1

I'm looking for a hash function that I can use to give uniform unique IDs to devices that connect to our network either using a GSM modem or an ethernet connection.

So for any given device I have either an IMEI number or a MAC address hard-coded that I can use to generate the hash.

I've been researching hash functions for the last few hours, reading up on the different non-cryptographic and cryptographic hashes that I might want to use. My focus is low-collisions over performance, as the hash will not be calculated very often.

My front-runners are MD5, FNV-1a, MurmurHash2, Hsieh, and DJB.

Whatever hash I use will have to be implemented in C and will be used on a microcontroller with a tiny processor.

I know that the trick to choosing a good hash function for your needs is knowing what sort of input you're going to be feeding it.

The reason I'm asking this question is that the idea popped into my head that both IMEI and MAC have finite lengths and ranges, so perhaps there exists a fairly simple hash function that can cover the full sets of both and not have collisions. (Thus, a perfect hash function)

An IMEI number is 15 decimal digits long (12-13 bytes in hex?), and a MAC address is 6 bytes. Mulling it over I don't think you would have collisions between the two sets of input numbers, but feel free to correct me if that is wrong. If you did could you do something to prevent it? Add some seed to one of the sets?

Am I on the right track? Is finding perfect hash function for these combined sets possible?

Thanks!

Update

Thanks for the answers and comments. I ended up using the identity function ;) as my hash function, and then also using a mask since there is potential overlap across the sets of numbers.
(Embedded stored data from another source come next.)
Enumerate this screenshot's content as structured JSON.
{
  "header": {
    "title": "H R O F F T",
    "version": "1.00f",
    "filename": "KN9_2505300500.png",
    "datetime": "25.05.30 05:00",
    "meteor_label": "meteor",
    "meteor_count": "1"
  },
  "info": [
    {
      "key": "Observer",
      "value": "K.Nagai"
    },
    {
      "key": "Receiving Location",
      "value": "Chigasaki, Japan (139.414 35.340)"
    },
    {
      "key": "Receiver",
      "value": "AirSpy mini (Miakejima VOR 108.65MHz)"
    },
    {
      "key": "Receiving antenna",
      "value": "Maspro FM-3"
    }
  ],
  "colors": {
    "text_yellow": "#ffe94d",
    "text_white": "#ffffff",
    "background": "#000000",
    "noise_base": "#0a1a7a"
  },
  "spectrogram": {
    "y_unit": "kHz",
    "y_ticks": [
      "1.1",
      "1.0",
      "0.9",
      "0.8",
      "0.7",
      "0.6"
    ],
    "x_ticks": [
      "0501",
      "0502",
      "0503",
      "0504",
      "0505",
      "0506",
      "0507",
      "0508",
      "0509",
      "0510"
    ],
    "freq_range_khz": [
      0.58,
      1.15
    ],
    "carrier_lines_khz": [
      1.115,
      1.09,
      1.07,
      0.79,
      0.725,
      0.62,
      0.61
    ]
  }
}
IMEI, IMEISV, and MAC will all fit in 6.5 bytes or less, so I am storing my values in 7 bytes and then doing a bitwise OR on the first byte with a mask based on which set the number comes from, to ensure they are unique across all sets.

Grekker
  • 944
  • 1
  • 9
  • 17
  • And yes, before someone says it, I considered just using the numbers themselves as the identifiers :) I'd prefer an identifier with a uniform length. – Grekker Aug 16 '11 at 15:33
  • That's a really specific case -- have you done any analysis using existing commonly-used hash functions (e.g. SHA1, MD5) to see their incidents of collisions? – Joe Aug 16 '11 at 15:35
  • MD5, for instance, gives you a 128-bit hash, which is longer than the IMEI (~48 bits) and the MAC address (48 bits) combined. So why not just use the original values? – Oliver Charlesworth Aug 16 '11 at 15:38
  • @Oli, see my comment above :) But yes, that is the simplest approach. – Grekker Aug 16 '11 at 15:41
  • @Grekker: This *will* have uniform length. You can represent your IMEI with 6 bytes (or 8 bytes if you want to use a standard type), and your MAC address with 6 bytes. – Oliver Charlesworth Aug 16 '11 at 15:42
  • @Joe, how might I go about doing that? – Grekker Aug 16 '11 at 15:43
  • @Oli, you are right sir. Made a fundamental mistake thinking 15 decimal digits = 12-13 bytes. It's half that. – Grekker Aug 16 '11 at 15:47

1 Answers1

3

There's no way to make a perfect hash over an unknown, growing input set. You could simply make the field one bit larger than whichever of IMEI or MAC is larger, and use that bit to flag which type of identifier it is, along with the entire IMEI/MAC. Anything smaller will have collisions, but they're probably quite rare.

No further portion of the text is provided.